Tobacco was one of the precious gifts the indigenous people of the Antille Islands presented to Christopher Columbus when he landed in the Caribbean in 1492. Cultivated by the Mayan Empire as a highly prized medicinal plant, tobacco had traveled from Mexico south to the Caribbean where it came to the attention of Columbus and his men. According to legend, one of Columbus' sailors rolled the dried whole leaves into a cylinder, lighted one end and inhaled the smoke. Delighting in the sensation, he inadvertently created a crude prototype of the cigar, which recently has been re-marketed into a trendy luxury item.
By 1560, tobacco was known throughout Europe as a medicinal plant thanks to Jean Nicot, the French ambassador to Portugal. Nicot was enamored both with the plant's flower, which he wore as a boutonniere, and its medicinal properties. For a time tobacco was known as "Nicotina" in honor of Nicot who introduced it to France, but the name "tobacco" eventually prevailed as the worlds largest producer became the island of Tobago, the Caribbean's southernmost island above the Port of Spain off Venezuela.

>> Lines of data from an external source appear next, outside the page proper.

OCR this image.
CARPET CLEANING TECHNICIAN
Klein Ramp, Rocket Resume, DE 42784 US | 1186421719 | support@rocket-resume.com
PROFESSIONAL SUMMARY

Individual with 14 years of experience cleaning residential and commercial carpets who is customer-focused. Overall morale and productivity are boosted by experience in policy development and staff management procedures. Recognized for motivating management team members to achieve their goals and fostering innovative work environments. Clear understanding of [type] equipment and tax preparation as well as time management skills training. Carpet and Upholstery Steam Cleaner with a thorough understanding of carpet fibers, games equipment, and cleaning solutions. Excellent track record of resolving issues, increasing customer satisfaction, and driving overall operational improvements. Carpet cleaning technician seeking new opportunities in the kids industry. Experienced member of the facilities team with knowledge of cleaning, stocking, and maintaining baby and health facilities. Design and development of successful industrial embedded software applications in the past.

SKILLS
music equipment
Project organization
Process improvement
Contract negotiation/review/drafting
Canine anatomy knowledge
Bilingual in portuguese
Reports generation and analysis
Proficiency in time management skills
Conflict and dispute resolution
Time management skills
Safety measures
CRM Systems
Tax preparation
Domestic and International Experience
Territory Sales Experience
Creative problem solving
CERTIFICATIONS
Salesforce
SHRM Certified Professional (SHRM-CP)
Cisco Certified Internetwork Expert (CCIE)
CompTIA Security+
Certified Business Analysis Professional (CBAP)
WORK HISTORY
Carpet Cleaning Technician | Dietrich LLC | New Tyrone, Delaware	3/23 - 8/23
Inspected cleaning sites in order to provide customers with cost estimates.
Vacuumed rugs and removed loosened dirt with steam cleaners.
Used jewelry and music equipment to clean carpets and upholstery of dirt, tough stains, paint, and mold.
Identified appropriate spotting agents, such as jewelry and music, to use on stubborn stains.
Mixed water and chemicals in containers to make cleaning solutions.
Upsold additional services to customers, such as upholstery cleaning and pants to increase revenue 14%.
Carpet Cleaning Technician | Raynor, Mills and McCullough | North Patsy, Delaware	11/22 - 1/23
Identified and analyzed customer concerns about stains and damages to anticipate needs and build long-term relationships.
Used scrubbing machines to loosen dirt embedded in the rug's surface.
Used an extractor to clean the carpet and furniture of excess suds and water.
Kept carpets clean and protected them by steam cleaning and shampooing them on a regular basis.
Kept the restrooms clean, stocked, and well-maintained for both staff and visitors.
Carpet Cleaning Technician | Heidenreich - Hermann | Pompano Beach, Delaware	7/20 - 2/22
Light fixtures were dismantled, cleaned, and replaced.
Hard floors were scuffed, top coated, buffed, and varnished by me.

In 1614, King Philip III of Spain established Seville as tobacco center of the world.
Attempting to prevent a tobacco glut, Philip required all tobacco grown in the Spanish New World to be shipped to a central location, Seville, Spain. Seville became the world center for the production of cigars. European cigarette use began here, as beggars patched together tobacco from used cigars, and rolled them in paper (papeletes). Spanish and Portuguese sailors spread the practice to Russia and the Levant. This began what we know today as modern hand rolled cigarette.
It is interesting to note that once science was able to separate the plant's chemical components, its offending component was dubbed "nicotine". Many of the plants remaining ingredients are mainstays of modern pharmacopia.